He tried, without success, to remember her name
He paused to look around the room, observing the known anonymity, the familiar strangeness. Here, too, there was a kind of recognition, but recognition without anxiety – the awareness of a new start in well-trodden territory.
By the bed there was a radio-diffusion unit in shiny black plastic. Ten channels were numbered. Hibson switched it on and began flicking from one to another. He settled finally for a heavy-voiced woman, crooning German jazz, to the accompaniment of an orchestra that sounded all double-bass and ’cello.

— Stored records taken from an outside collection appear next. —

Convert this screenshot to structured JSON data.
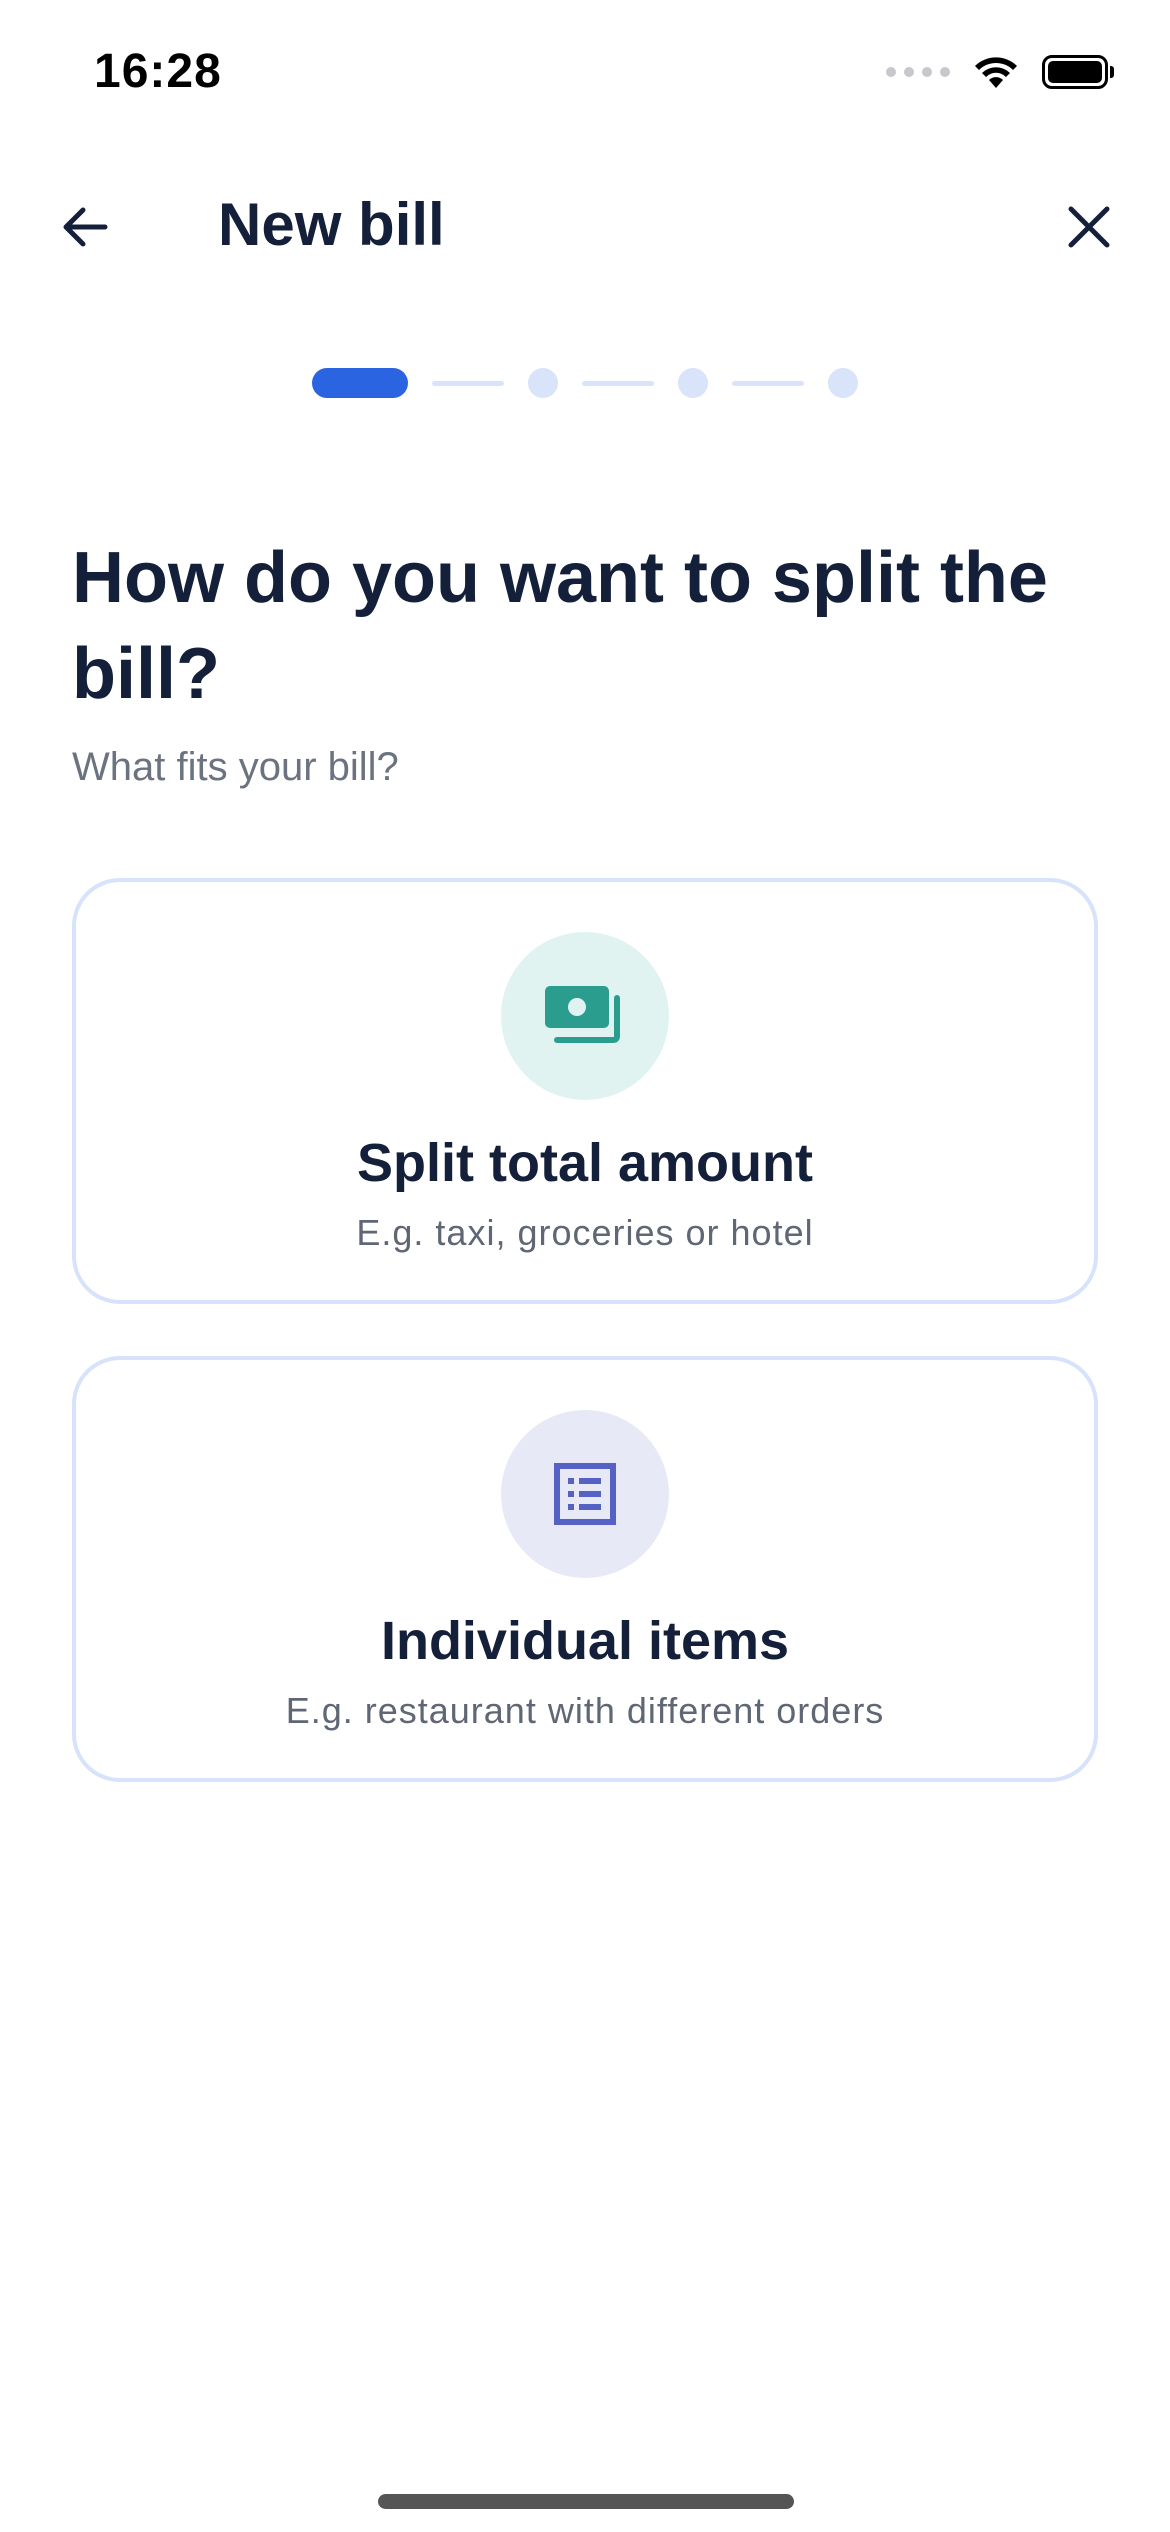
{
  "status_bar": {
    "time": "16:28"
  },
  "header": {
    "title": "New bill",
    "back_icon": "arrow-left-icon",
    "close_icon": "close-icon"
  },
  "stepper": {
    "total_steps": 4,
    "current_step": 1
  },
  "main": {
    "heading": "How do you want to split the bill?",
    "subheading": "What fits your bill?"
  },
  "options": [
    {
      "title": "Split total amount",
      "description": "E.g. taxi, groceries or hotel",
      "icon": "cash-icon",
      "icon_color": "#2a9d8f",
      "icon_bg": "#e0f3f0"
    },
    {
      "title": "Individual items",
      "description": "E.g. restaurant with different orders",
      "icon": "list-icon",
      "icon_color": "#5561c4",
      "icon_bg": "#e7e9f7"
    }
  ],
  "colors": {
    "accent": "#2b64e0",
    "step_inactive": "#d9e4fa",
    "card_border": "#d6e3fa",
    "text_primary": "#14203a",
    "text_secondary": "#6b7380"
  }
}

His left hand had been resting on top of the cabinet while his right was on the controls and, as he removed it, he saw the wet impress of his fingers. A breeze moved the curtains and brought in a gust of warm air and the fumes of petrol. He took his clothes off, adjusting his suit carefully on a hanger and hooking it to the top of the open wardrobe door. Pulling off his shirt, he caught a glimpse of his body in the full-length mirror, and moved across to examine himself more closely. The sight of his body always surprised him. It was lean and sinewy, with a pelt of dark hair on the chest. There had been a girl once, he remembered, who had said that it frightened her. He tried, without success, to remember her name. He could only remember the flat in Wimbledon, her face under tousled blonde hair, and how pleasant it had been to hear her say it.
On his way to the bathroom he looked out of the window again, but eastwards this time. There were the lake and the urgent rise and scattered fall of the Jet d’Eau. He could see the tiny figures of tourists walking along the jetty and starting to scamper as they reached the rain of spray.